Optimization of process parameters in turning of nuclear grade steel alloy (AISI-410) for sustainable manufacture

Abstract

Metal cutting operations involve intense heat generation owing to plastic deformation of the work piece and due to friction at the tool-work piece and tool-chip interface. The heat generated in metal cutting unfavourably affects the quality and thus the functional performance of the product. It is known that quality and functional performance is the function of roughness and dimensional accuracy. To maintain a longer component life, along with the robust material choice, a component should have good surface finish and dimensional accuracy.
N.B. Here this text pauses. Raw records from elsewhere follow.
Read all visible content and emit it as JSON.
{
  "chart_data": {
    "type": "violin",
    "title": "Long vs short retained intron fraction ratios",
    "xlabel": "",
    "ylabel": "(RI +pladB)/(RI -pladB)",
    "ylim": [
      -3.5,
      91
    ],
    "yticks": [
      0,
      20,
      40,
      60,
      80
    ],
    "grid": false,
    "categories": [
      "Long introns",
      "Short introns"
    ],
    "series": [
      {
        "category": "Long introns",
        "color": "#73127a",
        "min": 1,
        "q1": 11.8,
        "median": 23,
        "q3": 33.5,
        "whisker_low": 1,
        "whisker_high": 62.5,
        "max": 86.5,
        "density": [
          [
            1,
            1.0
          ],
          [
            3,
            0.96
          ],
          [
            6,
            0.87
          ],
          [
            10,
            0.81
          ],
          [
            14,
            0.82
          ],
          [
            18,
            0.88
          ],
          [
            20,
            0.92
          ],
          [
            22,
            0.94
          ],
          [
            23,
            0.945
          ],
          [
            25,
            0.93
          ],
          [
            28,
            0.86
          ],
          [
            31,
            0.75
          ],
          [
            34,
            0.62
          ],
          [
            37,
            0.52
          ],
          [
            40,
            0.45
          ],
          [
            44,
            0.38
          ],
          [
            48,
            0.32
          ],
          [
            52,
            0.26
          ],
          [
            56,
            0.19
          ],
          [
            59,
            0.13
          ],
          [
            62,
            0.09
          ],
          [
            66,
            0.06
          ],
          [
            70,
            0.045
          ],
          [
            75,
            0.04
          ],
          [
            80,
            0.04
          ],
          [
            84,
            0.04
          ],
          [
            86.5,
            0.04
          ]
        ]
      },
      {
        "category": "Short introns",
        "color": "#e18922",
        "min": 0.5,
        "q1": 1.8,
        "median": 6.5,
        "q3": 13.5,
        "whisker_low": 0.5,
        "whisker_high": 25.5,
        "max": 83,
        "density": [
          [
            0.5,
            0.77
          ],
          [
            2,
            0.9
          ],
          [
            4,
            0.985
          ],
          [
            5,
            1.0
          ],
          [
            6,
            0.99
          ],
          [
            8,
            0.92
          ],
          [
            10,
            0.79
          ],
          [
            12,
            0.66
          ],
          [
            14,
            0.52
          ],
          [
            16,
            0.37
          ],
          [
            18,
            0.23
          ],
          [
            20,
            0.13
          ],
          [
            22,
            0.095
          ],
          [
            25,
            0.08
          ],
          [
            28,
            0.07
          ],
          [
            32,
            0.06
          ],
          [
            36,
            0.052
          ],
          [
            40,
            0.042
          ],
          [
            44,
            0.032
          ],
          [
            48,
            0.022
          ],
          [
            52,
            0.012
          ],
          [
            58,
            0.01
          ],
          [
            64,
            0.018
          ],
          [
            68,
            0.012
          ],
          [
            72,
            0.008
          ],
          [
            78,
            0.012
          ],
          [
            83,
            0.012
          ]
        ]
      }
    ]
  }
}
While, for the organization to monitor and control their environmental issues in a holistic manner, emphasis in adopting eco-friendly practices and protecting environment has been growing continuously across all the business sectors. In this study, an attempt is made to optimize the process parameter of stainless steel AISI-410 alloy, a nuclear graded material, for better surface finish. For this, Taguchi L9 (3^4) orthogonal array was utilise to identify the process parameter and cutting environment. Analysis of variance (ANOVA) was also conducted to highlight the significant parameter that affects the surface finish most. A statistical model to forecast the surface roughness was also developed and was validated by an experiment with a maximum error of 12%. Results indicates that feed rate is the most critical factor that effects the surface roughness, followed by environment, cutting speed and depth of cut.